En cherchant un potentiel de réduction des coûts, on tombe immanquablement sur la somme des coûts de machines (machines/tractions, y compris les travaux effectués par des tiers). 

En effet, les coûts liés à la mécanisation représentent une part importante des coûts de production et s’élèvent en moyenne à 2’180 francs/ha pour les exploitations de plaine (année 2020), tout en observant des différences frappantes entre les exploitations peu coûteuses et celles qui le sont davantage.

© Pixaby

Les exploitations de la zone des collines et de la zone de montagne ont également des coûts similaires, bien que dans ces zones, les coûts des travaux effectués par des tiers soient plus bas et que les propres coûts des machines et de tractions soient plus élevés.

Dans le cadre du travail de semestre réalisé à la Haute école des sciences agronomiques, forestières et alimentaires (HAFL), le Fribourgeois Ronny Kolly s’est notamment penché de manière approfondie sur les possibilités et les obstacles du potentiel de réduction des coûts de mécanisation en Suisse. Il en est ressorti que ceux-ci sont certes élevés, mais qu’il existe aussi des possibilités concrètes de les réduire.

Lorsqu’on cherche la cause des coûts élevés, on cite souvent la structure de l’agriculture suisse, les exigences élevées en matière de qualité et, avec une moyenne de 5,7 branches de productions par exploitation, la forte diversification.

Lorsque le bouclement comptable arrive par la poste, c’est une grande partie du travail administratif de l’année qui se termine. Mais la densité d’information contenue de ce document offre bien plus que le sentiment d’avoir terminé une tâche administrative.

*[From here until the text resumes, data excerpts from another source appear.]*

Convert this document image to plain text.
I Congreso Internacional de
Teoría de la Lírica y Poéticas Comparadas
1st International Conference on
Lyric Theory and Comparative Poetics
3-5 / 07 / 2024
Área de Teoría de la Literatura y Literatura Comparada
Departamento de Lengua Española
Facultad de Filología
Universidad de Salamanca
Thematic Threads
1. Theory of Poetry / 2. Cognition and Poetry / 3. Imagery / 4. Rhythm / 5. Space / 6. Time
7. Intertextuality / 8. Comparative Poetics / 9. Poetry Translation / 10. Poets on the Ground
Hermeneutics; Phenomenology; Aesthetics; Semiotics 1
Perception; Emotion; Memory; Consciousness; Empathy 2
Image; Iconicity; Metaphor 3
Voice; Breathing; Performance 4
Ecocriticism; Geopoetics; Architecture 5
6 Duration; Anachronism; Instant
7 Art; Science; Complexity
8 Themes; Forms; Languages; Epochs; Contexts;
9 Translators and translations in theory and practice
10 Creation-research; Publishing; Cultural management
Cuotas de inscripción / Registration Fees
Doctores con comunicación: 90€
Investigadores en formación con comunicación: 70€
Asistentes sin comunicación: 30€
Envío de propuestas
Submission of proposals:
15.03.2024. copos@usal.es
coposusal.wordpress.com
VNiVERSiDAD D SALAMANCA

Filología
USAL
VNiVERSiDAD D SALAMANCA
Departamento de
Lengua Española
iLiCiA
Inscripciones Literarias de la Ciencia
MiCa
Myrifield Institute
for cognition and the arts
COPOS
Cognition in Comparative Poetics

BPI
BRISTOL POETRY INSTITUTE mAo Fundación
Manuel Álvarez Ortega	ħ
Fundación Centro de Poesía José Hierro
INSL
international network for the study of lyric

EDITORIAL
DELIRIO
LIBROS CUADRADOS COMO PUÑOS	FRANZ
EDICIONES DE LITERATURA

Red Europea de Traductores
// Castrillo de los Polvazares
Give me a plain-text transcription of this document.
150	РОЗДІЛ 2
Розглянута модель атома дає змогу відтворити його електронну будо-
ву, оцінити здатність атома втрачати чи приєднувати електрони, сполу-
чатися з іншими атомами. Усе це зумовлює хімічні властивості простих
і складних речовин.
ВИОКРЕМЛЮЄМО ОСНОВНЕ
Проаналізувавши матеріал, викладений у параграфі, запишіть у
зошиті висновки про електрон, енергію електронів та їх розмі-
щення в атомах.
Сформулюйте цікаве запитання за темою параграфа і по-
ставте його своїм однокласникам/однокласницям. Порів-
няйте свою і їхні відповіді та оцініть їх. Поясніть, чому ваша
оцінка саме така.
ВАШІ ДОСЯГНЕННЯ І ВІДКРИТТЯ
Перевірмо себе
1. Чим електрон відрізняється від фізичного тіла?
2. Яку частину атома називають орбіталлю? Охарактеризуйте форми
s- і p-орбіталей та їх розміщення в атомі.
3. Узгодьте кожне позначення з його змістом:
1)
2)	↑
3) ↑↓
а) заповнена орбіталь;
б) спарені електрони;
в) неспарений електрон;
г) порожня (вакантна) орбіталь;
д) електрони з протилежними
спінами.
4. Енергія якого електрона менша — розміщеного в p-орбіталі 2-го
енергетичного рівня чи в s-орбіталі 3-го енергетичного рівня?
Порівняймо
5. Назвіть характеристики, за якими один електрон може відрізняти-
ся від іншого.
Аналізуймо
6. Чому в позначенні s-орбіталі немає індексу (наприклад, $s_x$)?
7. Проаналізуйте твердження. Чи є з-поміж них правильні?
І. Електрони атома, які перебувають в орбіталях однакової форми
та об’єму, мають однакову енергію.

Mais l’influence de la gestion de l’exploitation et de la stratégie d’investissement arrivent en première position. Une autre cause est également le fait que, depuis l’industrialisation, le facteur de production travail a été de plus en plus remplacé par le capital - c’est-à-dire la mécanisation. Ce transfert de la maind’oeuvre vers le capital est plus rapide dans les pays où les coûts salariaux sont élevés que dans les pays où ils sont faibles. Mais attention - les coûts des machines devraient toujours être proportionnels au chiffre d’affaires réalisé.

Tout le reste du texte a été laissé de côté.